Conditions are determined under which the parameters of the finite
mixture model are identifiable. Two approaches to statistical inference
for the model parameters are reviewed: maximum likelihood estimation and
the associated large sample theory, and Bayesian inference. There are
several complications that arise in practice when analyzing data with
finite mixture models including multiple modes of the likelihood
function, degenerate modes corresponding to small subpopulations with
apparently zero variance, and the failure of traditional large sample
results. Simulations are used to investigate the performance of the two
approaches to inference. It is important that a statistical analysis go
beyond just fitting a model to data and include some model assessment.
We explore the use of posterior predictive model checks for this purpose.
In particular a posterior predictive method is proposed for comparing the
mixture of regressions with constant proportions to the mixture of
regressions with nonconstant proportions.

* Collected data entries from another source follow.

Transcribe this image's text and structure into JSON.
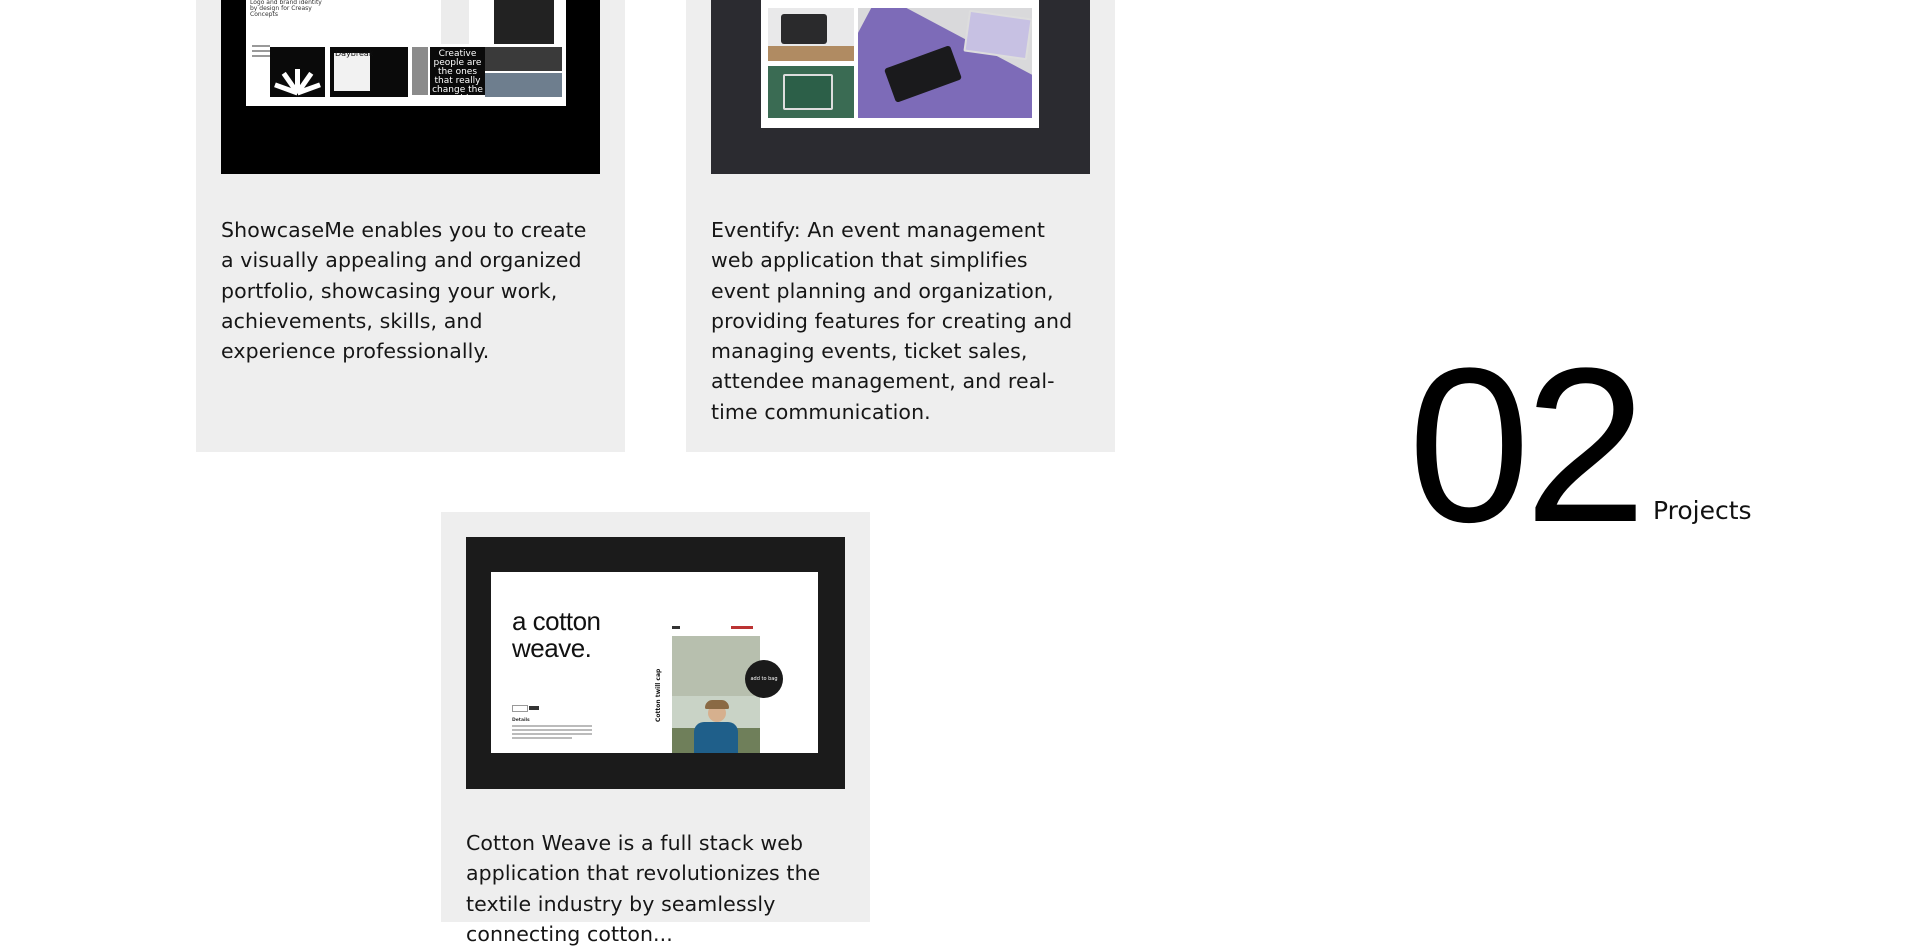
{
  "projects": [
    {
      "name": "ShowcaseMe",
      "thumbnail": {
        "sheet_title": "Logo and brand identity by design for Creasy Concepts",
        "panel_label": "Daybreak",
        "quote": "Creative people are the ones that really change the world."
      },
      "description": "ShowcaseMe enables you to create a visually appealing and organized portfolio, showcasing your work, achievements, skills, and experience professionally."
    },
    {
      "name": "Eventify",
      "description": "Eventify: An event management web application that simplifies event planning and organization, providing features for creating and managing events, ticket sales, attendee management, and real-time communication."
    },
    {
      "name": "Cotton Weave",
      "thumbnail": {
        "headline_line1": "a cotton",
        "headline_line2": "weave.",
        "bubble": "add to bag",
        "vertical_label": "Cotton twill cap",
        "details_label": "Details"
      },
      "description": "Cotton Weave is a full stack web application that revolutionizes the textile industry by seamlessly connecting cotton..."
    }
  ],
  "counter": {
    "number": "02",
    "label": "Projects"
  },
  "colors": {
    "card_bg": "#eeeeee",
    "thumb_dark": "#000000",
    "thumb_charcoal": "#2b2b30",
    "accent_purple": "#7d6bb8"
  }
}
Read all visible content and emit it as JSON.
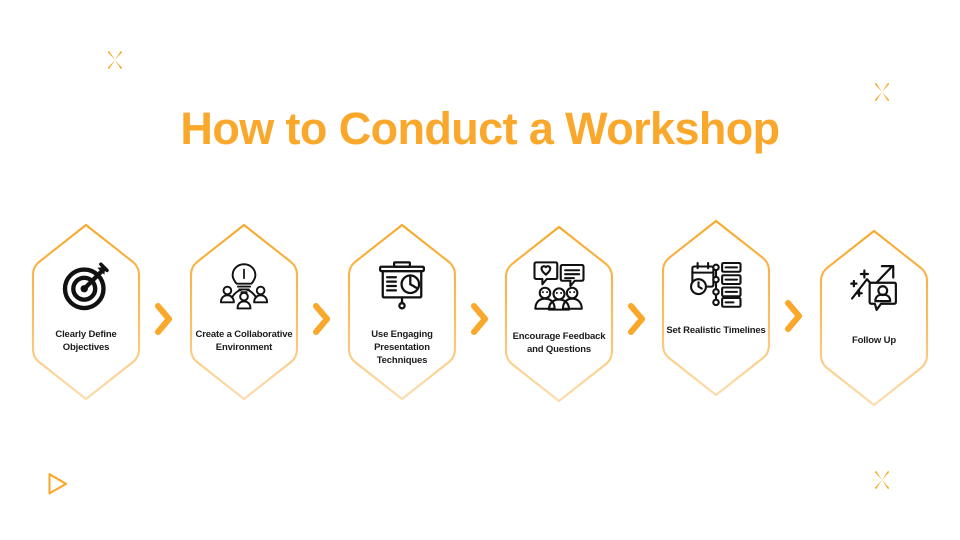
{
  "slide": {
    "title": "How to Conduct a Workshop",
    "background_color": "#FFFFFF",
    "accent_color": "#F9A82B",
    "accent_light_color": "#FBD69B",
    "text_color": "#1B1B1B"
  },
  "steps": [
    {
      "label": "Clearly Define Objectives",
      "icon": "target-arrow-icon"
    },
    {
      "label": "Create a Collaborative Environment",
      "icon": "lightbulb-team-icon"
    },
    {
      "label": "Use Engaging Presentation Techniques",
      "icon": "presentation-chart-icon"
    },
    {
      "label": "Encourage Feedback and Questions",
      "icon": "people-speech-bubble-icon"
    },
    {
      "label": "Set Realistic Timelines",
      "icon": "calendar-timeline-icon"
    },
    {
      "label": "Follow Up",
      "icon": "growth-arrow-person-icon"
    }
  ],
  "decorations": [
    {
      "name": "sparkle-top-left",
      "type": "four-point-sparkle"
    },
    {
      "name": "sparkle-top-right",
      "type": "four-point-sparkle"
    },
    {
      "name": "sparkle-bottom-right",
      "type": "four-point-sparkle"
    },
    {
      "name": "play-triangle-bottom-left",
      "type": "play-triangle-outline"
    }
  ],
  "connectors": {
    "count": 5,
    "glyph": "chevron-right"
  }
}
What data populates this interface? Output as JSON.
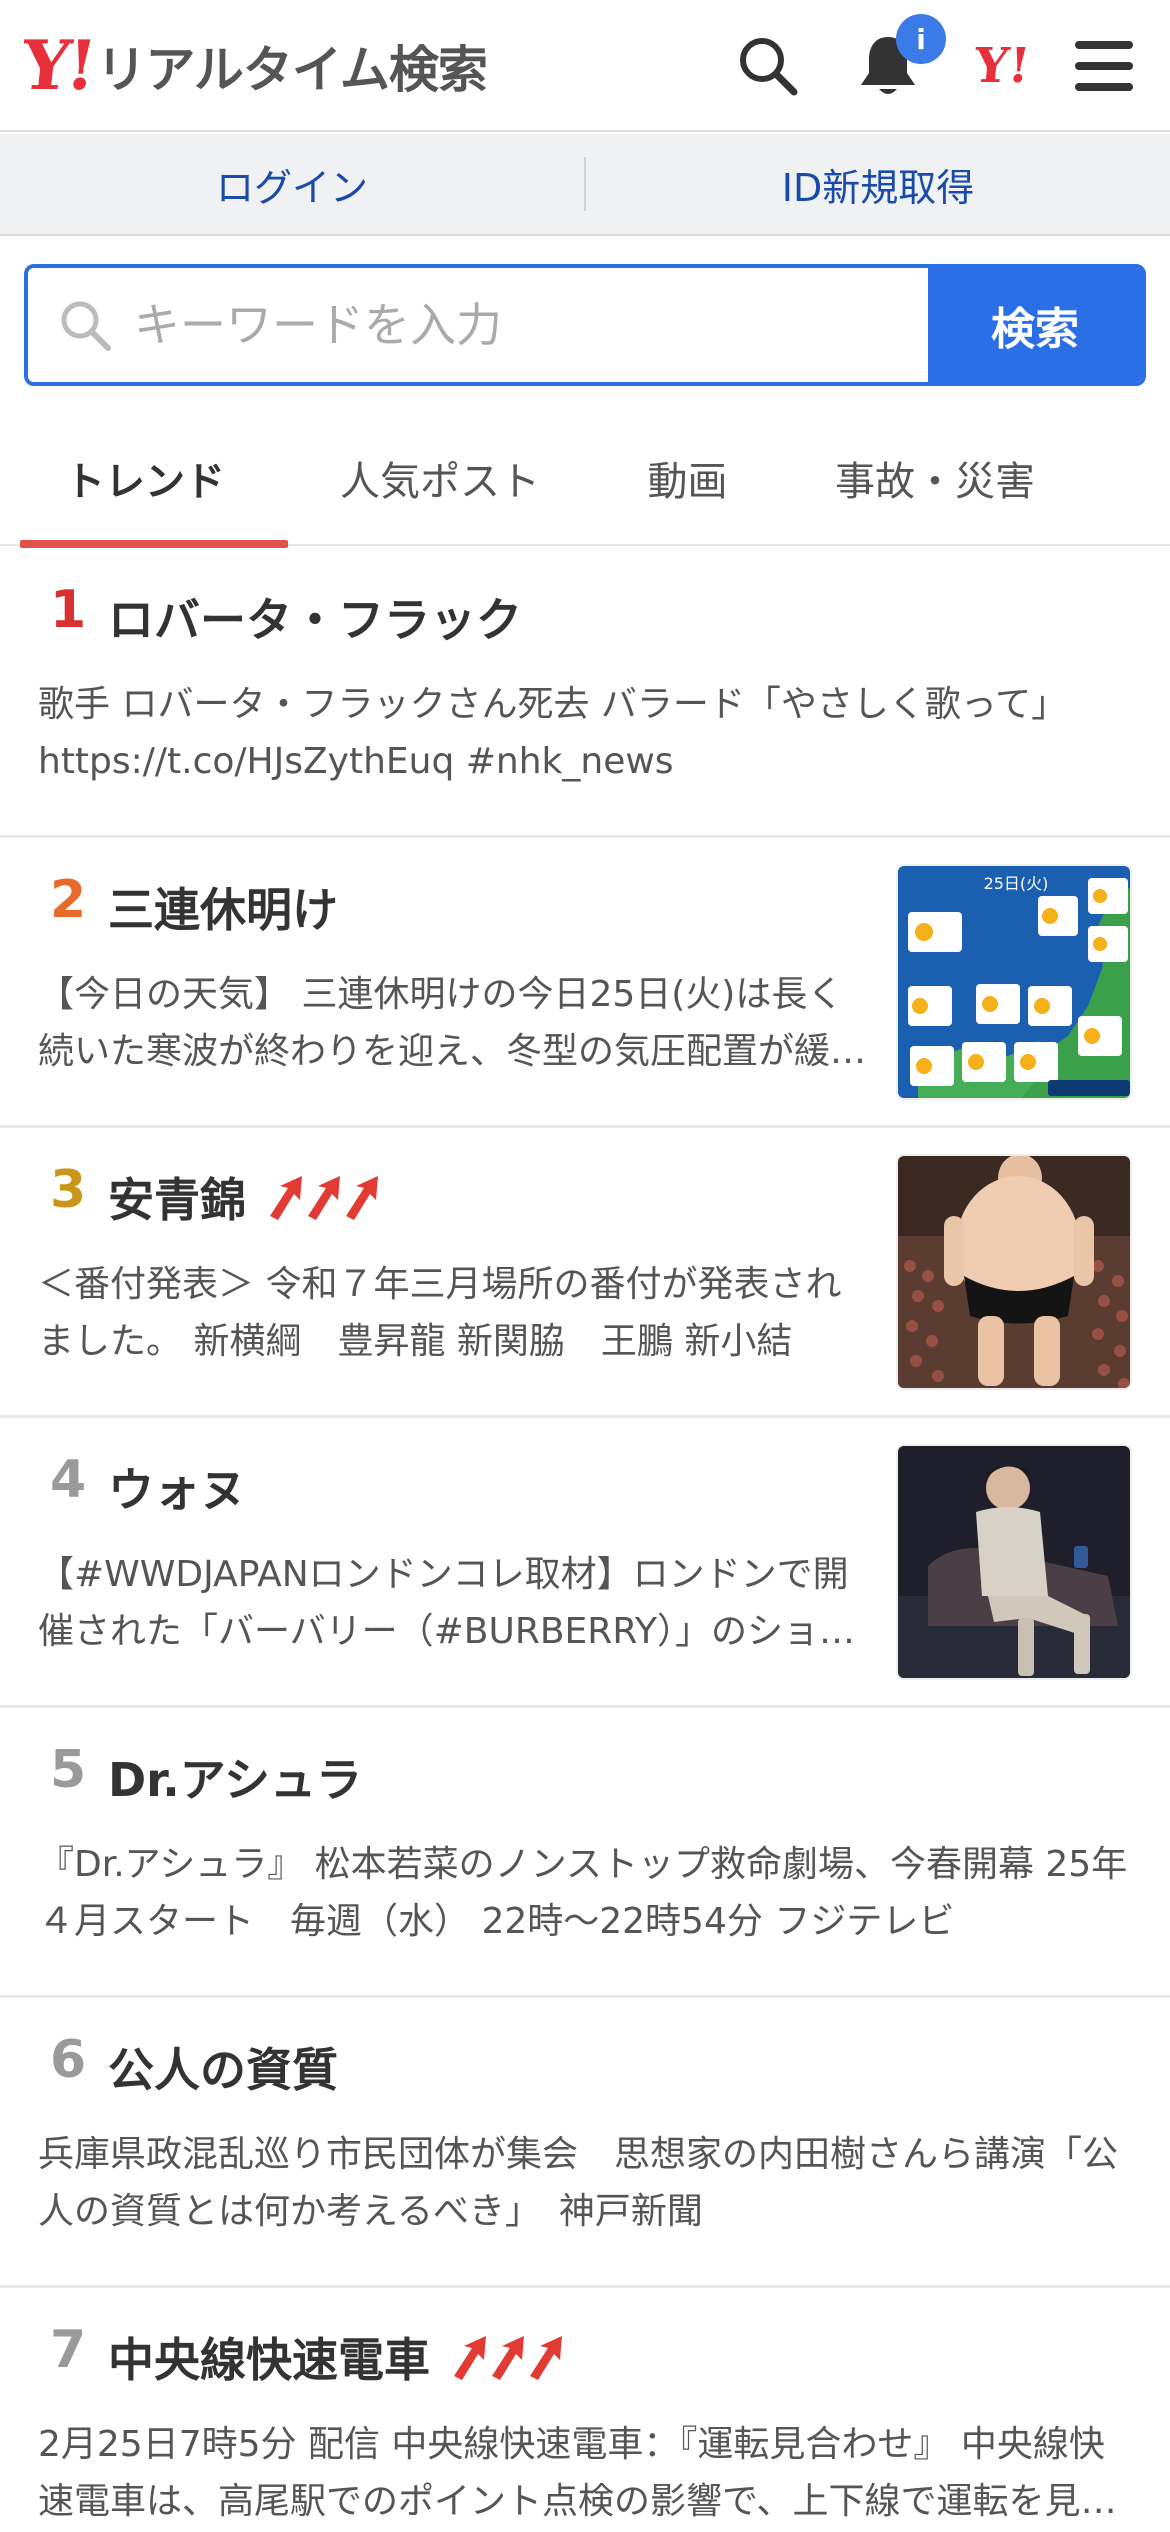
{
  "header": {
    "logo_mark": "Y!",
    "logo_text": "リアルタイム検索",
    "notification_badge": "i",
    "yahoo_mark": "Y!"
  },
  "login_bar": {
    "login_label": "ログイン",
    "signup_label": "ID新規取得"
  },
  "search": {
    "placeholder": "キーワードを入力",
    "button_label": "検索"
  },
  "tabs": [
    {
      "label": "トレンド",
      "active": true
    },
    {
      "label": "人気ポスト",
      "active": false
    },
    {
      "label": "動画",
      "active": false
    },
    {
      "label": "事故・災害",
      "active": false
    }
  ],
  "colors": {
    "brand_red": "#e8303a",
    "accent_blue": "#2a6fe6",
    "rank_1": "#d9312f",
    "rank_2": "#e8692a",
    "rank_3": "#c9961a",
    "rank_other": "#9a9a9a",
    "arrow": "#e23b33"
  },
  "trends": [
    {
      "rank": "1",
      "title": "ロバータ・フラック",
      "description": "歌手 ロバータ・フラックさん死去 バラード「やさしく歌って」 https://t.co/HJsZythEuq #nhk_news",
      "rising": false,
      "thumbnail": null
    },
    {
      "rank": "2",
      "title": "三連休明け",
      "description": "【今日の天気】 三連休明けの今日25日(火)は長く続いた寒波が終わりを迎え、冬型の気圧配置が緩みます。",
      "rising": false,
      "thumbnail": "weather-map"
    },
    {
      "rank": "3",
      "title": "安青錦",
      "description": "＜番付発表＞ 令和７年三月場所の番付が発表されました。 新横綱　豊昇龍 新関脇　王鵬 新小結",
      "rising": true,
      "thumbnail": "sumo-wrestler"
    },
    {
      "rank": "4",
      "title": "ウォヌ",
      "description": "【#WWDJAPANロンドンコレ取材】ロンドンで開催された「バーバリー（#BURBERRY）」のショーに",
      "rising": false,
      "thumbnail": "seated-man"
    },
    {
      "rank": "5",
      "title": "Dr.アシュラ",
      "description": "『Dr.アシュラ』 松本若菜のノンストップ救命劇場、今春開幕 25年４月スタート　毎週（水） 22時～22時54分 フジテレビ",
      "rising": false,
      "thumbnail": null
    },
    {
      "rank": "6",
      "title": "公人の資質",
      "description": "兵庫県政混乱巡り市民団体が集会　思想家の内田樹さんら講演「公人の資質とは何か考えるべき」　神戸新聞",
      "rising": false,
      "thumbnail": null
    },
    {
      "rank": "7",
      "title": "中央線快速電車",
      "description": "2月25日7時5分 配信 中央線快速電車：『運転見合わせ』 中央線快速電車は、高尾駅でのポイント点検の影響で、上下線で運転を見合わせています。",
      "rising": true,
      "thumbnail": null
    }
  ],
  "weather_thumb": {
    "date_label": "25日(火)"
  }
}
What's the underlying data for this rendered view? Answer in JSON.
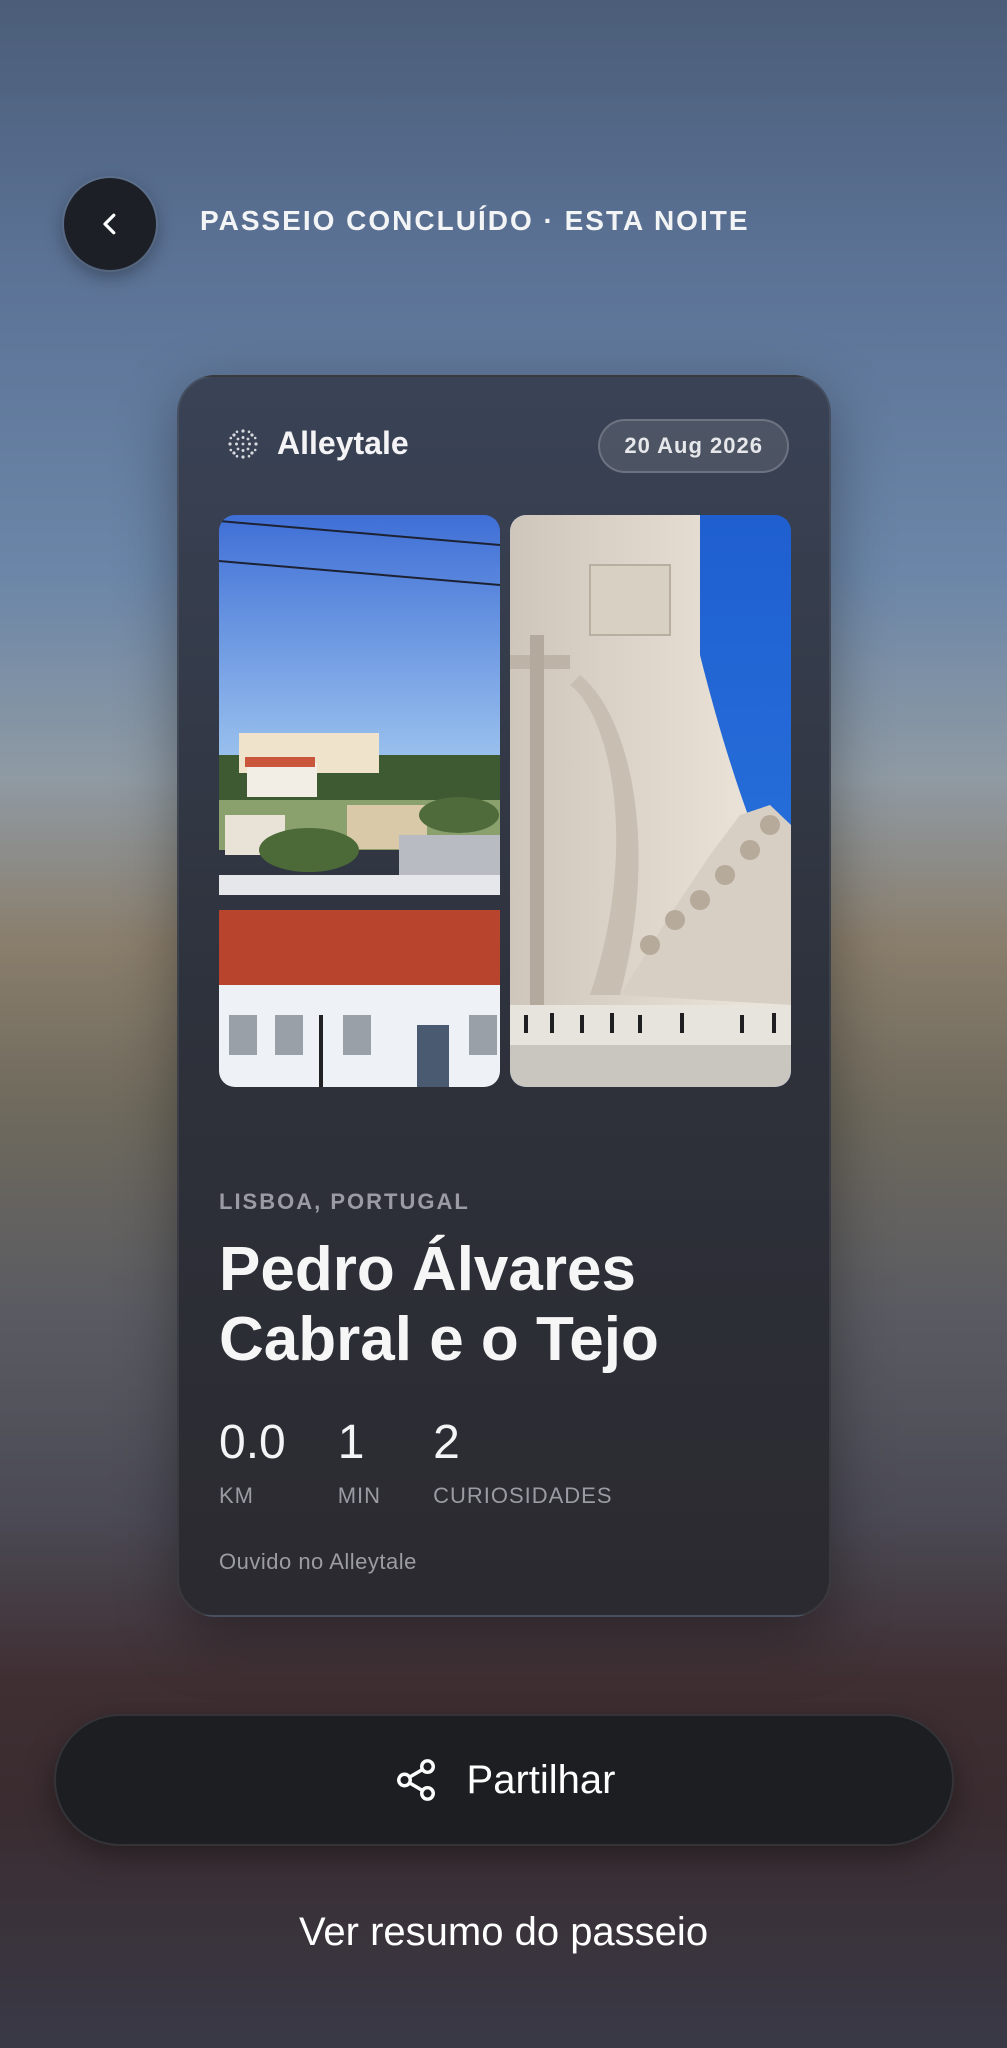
{
  "header": {
    "back_icon": "chevron-left-icon",
    "title": "PASSEIO CONCLUÍDO · ESTA NOITE"
  },
  "card": {
    "brand": {
      "icon": "dotted-globe-icon",
      "name": "Alleytale"
    },
    "date": "20 Aug 2026",
    "photos": [
      {
        "name": "lisbon-rooftops-photo"
      },
      {
        "name": "padrao-dos-descobrimentos-photo"
      }
    ],
    "location": "LISBOA, PORTUGAL",
    "title_line1": "Pedro Álvares",
    "title_line2": "Cabral e o Tejo",
    "stats": [
      {
        "value": "0.0",
        "label": "KM"
      },
      {
        "value": "1",
        "label": "MIN"
      },
      {
        "value": "2",
        "label": "CURIOSIDADES"
      }
    ],
    "footnote": "Ouvido no Alleytale"
  },
  "actions": {
    "share_icon": "share-icon",
    "share_label": "Partilhar",
    "summary_link": "Ver resumo do passeio"
  }
}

The various approaches to inference and model assessment are applied
to an example concerning household expenditures in Bangladesh. An
economic hypothesis there suggests that more resources are spent
ensuring the health of male rather than female children. A simple linear
regression explaining the difference between male and female child health
finds no significant predictors. One plausible explanation is that the
population consists of two types of households, those that do not
discriminate based on gender and those that do. The finite mixture of
regressions allows us to address this hypothesis.